Marsel RUSSO Perspektif
15 Haziran 2012 Cuma

Çok uzun seneler önce İstanbul’dan ayrıldınız ve tarih üzerine başarılı bir akademik kariyer yaptınız. Şu anda Stanford Üniversitesi gibi saygın bir kurumda profesörsünüz. Öğrenmek isterim, neden tarih?

Tarihe ilgim İstanbul’da başladı. Çok kültürlü bir şehirde ve çok kültürlü bir azınlık toplumunda büyürken birçok sorular ilgimi çekti. İstanbul’un tarihsel konumu, Doğu – Batı çelişkileri, Yahudi toplumunun yeri, karmaşık kültürel etkileşimler gibi konuları doğru dürüst anlamak istedim.
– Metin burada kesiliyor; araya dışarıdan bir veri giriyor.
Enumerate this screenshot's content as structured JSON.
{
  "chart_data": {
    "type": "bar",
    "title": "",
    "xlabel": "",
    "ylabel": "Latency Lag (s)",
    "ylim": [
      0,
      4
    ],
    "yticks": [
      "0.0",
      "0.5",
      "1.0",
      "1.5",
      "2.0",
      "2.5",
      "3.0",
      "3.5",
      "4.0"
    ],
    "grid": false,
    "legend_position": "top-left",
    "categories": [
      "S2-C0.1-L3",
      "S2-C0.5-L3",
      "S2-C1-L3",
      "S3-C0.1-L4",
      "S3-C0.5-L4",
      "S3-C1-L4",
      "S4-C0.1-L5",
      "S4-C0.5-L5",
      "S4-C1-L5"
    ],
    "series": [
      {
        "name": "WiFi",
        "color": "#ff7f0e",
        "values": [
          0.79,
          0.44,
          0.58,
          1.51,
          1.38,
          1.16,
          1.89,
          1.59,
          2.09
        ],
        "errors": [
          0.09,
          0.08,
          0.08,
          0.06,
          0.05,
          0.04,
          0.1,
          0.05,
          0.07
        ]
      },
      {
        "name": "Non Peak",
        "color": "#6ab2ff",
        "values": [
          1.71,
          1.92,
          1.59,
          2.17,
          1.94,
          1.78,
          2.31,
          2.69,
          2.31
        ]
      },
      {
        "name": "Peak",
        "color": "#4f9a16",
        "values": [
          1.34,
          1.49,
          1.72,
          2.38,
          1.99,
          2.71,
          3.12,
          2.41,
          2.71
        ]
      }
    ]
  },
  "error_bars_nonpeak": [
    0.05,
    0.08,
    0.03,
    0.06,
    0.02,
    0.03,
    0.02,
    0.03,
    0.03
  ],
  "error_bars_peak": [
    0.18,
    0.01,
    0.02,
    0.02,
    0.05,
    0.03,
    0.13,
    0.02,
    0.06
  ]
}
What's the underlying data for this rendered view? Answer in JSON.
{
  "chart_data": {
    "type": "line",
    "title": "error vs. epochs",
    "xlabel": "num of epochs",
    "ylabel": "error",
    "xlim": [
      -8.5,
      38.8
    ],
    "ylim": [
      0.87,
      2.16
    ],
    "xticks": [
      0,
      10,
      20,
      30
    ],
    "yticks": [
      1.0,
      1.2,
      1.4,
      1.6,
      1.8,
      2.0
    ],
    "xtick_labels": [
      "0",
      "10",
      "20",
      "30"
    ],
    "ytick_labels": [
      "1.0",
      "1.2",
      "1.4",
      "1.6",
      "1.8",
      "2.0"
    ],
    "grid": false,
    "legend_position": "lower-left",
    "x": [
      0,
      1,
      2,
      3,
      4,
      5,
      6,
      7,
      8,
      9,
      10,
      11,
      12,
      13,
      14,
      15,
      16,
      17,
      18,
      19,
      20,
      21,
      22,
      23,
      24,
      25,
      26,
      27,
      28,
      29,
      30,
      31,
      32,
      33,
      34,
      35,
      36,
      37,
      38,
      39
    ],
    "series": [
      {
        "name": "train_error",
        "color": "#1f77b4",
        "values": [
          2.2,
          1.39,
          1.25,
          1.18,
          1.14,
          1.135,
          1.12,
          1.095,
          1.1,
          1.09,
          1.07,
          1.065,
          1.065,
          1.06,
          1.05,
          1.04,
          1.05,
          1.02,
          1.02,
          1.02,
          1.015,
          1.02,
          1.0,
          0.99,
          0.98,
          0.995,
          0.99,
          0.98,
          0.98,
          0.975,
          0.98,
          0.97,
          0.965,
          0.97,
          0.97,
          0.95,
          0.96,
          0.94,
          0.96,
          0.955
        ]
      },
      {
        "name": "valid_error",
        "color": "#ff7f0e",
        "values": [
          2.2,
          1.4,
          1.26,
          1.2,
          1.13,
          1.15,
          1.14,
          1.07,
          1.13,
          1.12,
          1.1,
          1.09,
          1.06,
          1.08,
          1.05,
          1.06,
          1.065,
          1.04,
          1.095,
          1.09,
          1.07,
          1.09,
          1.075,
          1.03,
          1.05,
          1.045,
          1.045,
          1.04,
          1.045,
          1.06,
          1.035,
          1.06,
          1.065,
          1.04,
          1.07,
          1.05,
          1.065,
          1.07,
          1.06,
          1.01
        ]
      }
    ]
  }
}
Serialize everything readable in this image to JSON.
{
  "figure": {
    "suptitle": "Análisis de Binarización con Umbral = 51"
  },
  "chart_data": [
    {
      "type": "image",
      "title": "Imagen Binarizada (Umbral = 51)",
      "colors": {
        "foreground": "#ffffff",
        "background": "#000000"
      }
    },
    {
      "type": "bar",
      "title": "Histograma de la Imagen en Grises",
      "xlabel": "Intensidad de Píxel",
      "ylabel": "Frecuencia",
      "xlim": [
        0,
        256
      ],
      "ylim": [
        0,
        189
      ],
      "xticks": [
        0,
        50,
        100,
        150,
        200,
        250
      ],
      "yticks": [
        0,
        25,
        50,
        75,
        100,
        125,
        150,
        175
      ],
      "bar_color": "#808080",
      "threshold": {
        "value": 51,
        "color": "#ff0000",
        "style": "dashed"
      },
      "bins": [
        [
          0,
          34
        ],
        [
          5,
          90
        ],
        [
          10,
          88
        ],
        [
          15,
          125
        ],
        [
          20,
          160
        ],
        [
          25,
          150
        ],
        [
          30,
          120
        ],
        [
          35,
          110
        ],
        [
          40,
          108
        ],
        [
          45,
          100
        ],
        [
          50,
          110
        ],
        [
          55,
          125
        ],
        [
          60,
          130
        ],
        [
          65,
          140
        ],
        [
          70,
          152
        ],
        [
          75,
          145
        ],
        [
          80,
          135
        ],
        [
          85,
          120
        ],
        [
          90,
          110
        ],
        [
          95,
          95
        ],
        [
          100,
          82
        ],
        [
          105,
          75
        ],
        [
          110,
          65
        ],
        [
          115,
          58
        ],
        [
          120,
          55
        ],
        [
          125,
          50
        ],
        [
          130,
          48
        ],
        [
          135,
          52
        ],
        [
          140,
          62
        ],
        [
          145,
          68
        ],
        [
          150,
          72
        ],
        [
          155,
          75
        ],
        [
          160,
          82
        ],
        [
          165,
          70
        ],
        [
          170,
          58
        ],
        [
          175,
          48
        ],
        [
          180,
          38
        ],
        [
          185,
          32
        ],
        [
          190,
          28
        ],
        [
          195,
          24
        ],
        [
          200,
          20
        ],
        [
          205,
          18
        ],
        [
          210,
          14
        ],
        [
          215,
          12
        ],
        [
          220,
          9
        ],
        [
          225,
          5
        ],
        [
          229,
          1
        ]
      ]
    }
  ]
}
Okulda öğretilen tarih çok sıkıcıydı ve pek bir şey anlatılmıyordu. Kitap okumayı çok severdim ve İngilizce tarih kitapları okumaya başladığımda yeni ufuklar keşfettim. Bu tarih kitapları ile küresel perspektifler görmeye başladım. İstanbul’da doğan entelektüel meraklarım beni tarih kitaplarına gönderdi ve gittikçe bu bilim dalına çekti.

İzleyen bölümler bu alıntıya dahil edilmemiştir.